Kanavino Ahmad Rizqo - detikNews
Kamis, 23 Agu 2018 16:46 WIB
Foto: Iswahyudi
Jakarta - Artis Nikita Mirzani kembali melaporkan Sam Aliano ke Polda Metro Jaya. Sam kali ini dipolisikan terkait pernyataannya yang menuding Nikita meminta uang sebesar Rp 5 miliar sebagai syarat bebas status tersangka.

"Hari ini kita baru saja melaporkan Saudara SA yang pada tanggal 20 (Agustus) telah dilakukan pemeriksaan terkait laporan Nikita, dia memberikan statement. Kurang-lebih statement-nya adalah kemarin ada permintaan damai dari Nikita Mirzani bahwa dia (Nikita) ingin tebusan sebesar Rp 5 miliar," kata pengacara Nikita, Aulia Fahmi, kepada wartawan di Mapolda Metro Jaya, Jalan Jenderal Sudirman, Jakarta, Kamis (23/8/2018).

Fahmi menegaskan pernyataan Sam itu sama sekali tidak benar. Menurut dia, Sam telah mencemarkan nama baik Nikita.

"Terkait statement itu saya pastikan bahwasanya kami selaku kuasa hukum maupun Nikita tidak pernah menyatakan meminta uang Rp 5 miliar," tegas dia.

Fahmi juga tak gentar jika Sam ingin melaporkan balik Nikita. Menurut dia, ada peraturan yang melindungi Nikita sebagai korban atau pelapor.
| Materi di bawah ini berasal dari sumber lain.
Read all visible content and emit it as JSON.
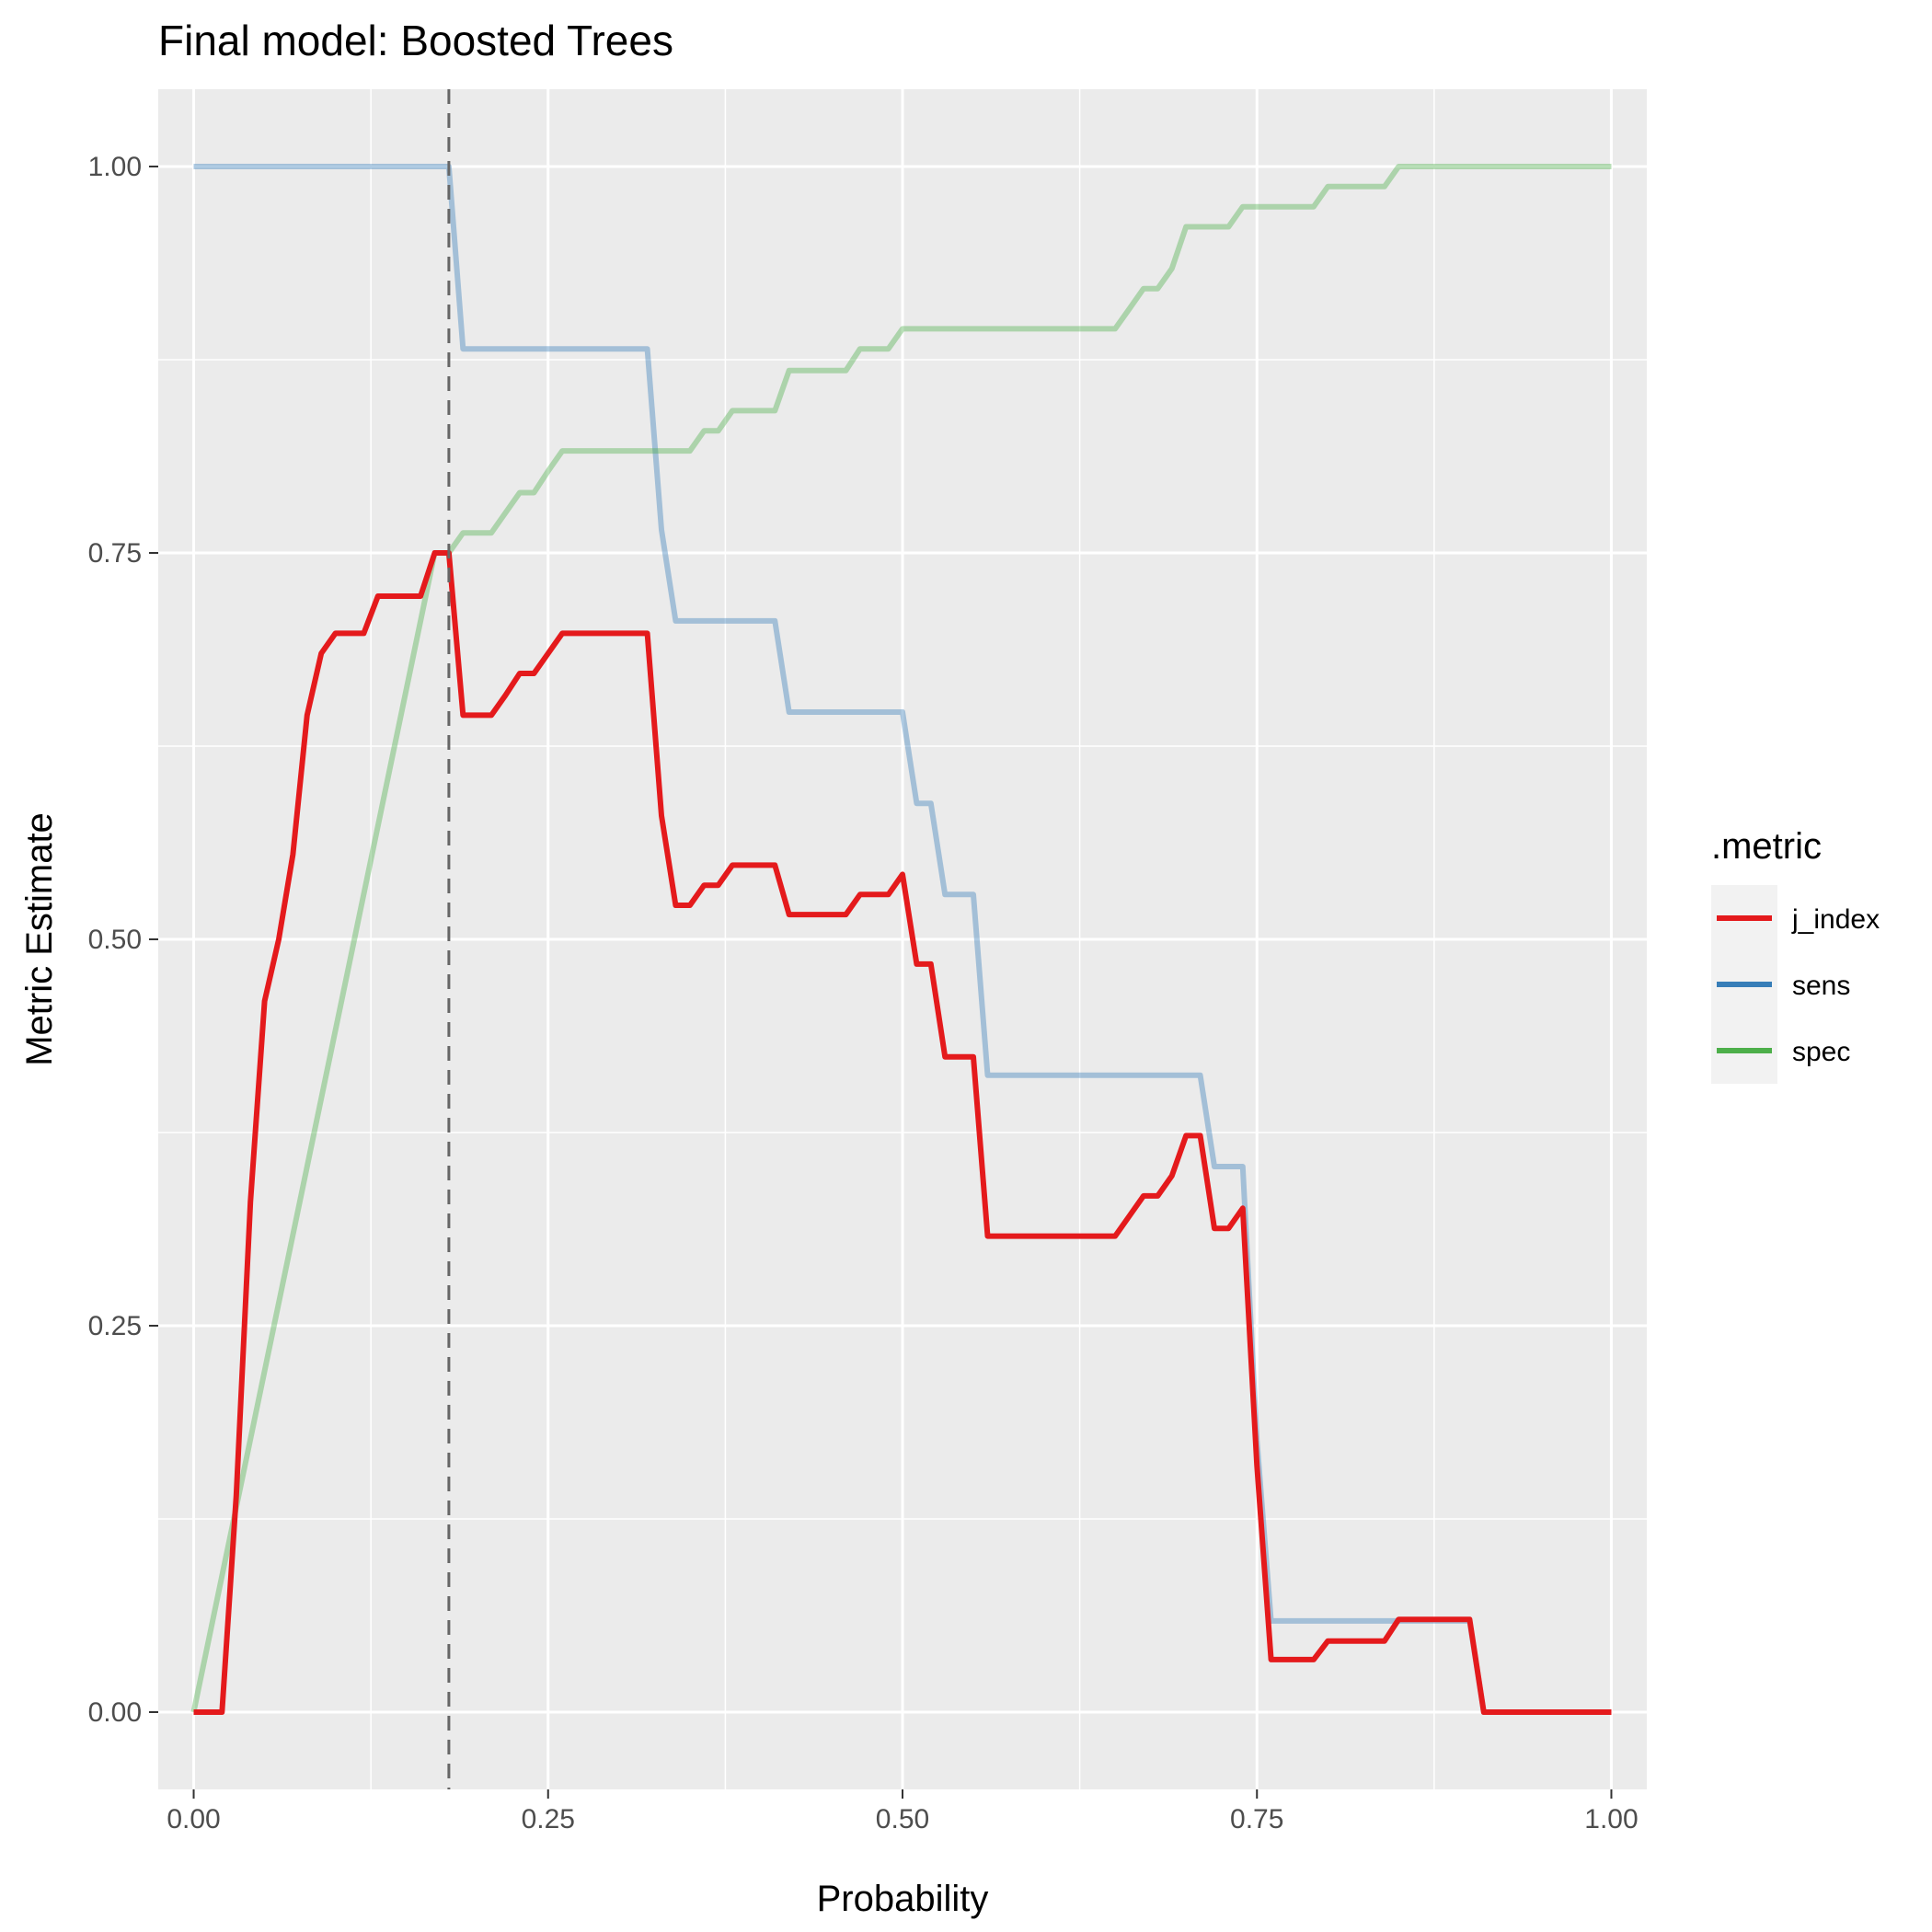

"Silakan saja kalau dia mau melaporkan balik pihak Nikita. Yang pasti, tolong digarisbawahi, dalam UU perlindungan saksi dan korban, pasal 10 itu diatur mengenai bahwasanya pelapor itu tidak dapat dituntut, baik secara pidana maupun perdata. Itu yang perlu digarisbawahi," imbuhnya.

Sementara itu, Nikita berharap kasus ini segera diproses. Kata Nikita, tak ada pintu damai untuk Sam Aliano.

"Kalau sekarang pengennya diproses aja terus. Dan nggak ada lagi pintu perdamaian kayaknya. Habis belum damai aja udah bikin lagi berita yang baru. Jadi kalau Niki pribadi sih kayaknya udah nggak ada perdamaian lagi sih," ujarnya.


Datangi Polda, Nikita Mirzani Kembali Laporkan Sam Aliano, tonton videonya di sini:
[Gambas:Video 20detik]


Laporan Nikita diterima dengan nomor TBL/4453/VIII/2018/PMJ/Dit.Reskrimsus tertanggal 23 Agustus 2018. Perkara yang dilaporkan adalah pencemaran nama baik dan/atau fitnah dan/atau penyebaran berita bohong melalui media elektronik sebagaimana Pasal 27 ayat (3) jo Pasal 45 ayat (3) dan/atau Pasal 14 ayat (1) UU RI No 1946 dan atau UU RI No 19 Tahun 2016 tentang Perubahan atas UU RI No 11 Tahun 2008 tentang ITE dan/atau Pasal 310 KUHP dan/atau Pasal 311 KUHP.

Sebelumnya, Sam Aliano menyebut Nikita Mirzani menawarkan perdamaian dalam kasus cuitan 'hina Panglima TNI'. Dia bahkan menyebut Nikita mengajukan syarat kepadanya jika ingin bebas dari status tersangka.

"Dan satu hal penting, Nikita ingin berdamai dengan cara ada uang tebusan Rp 5 miliar sebagai syarat saya bebas tersangka," ujar Sam Aliano kepada wartawan di Mapolda Metro Jaya, Jakarta, Senin (20/8).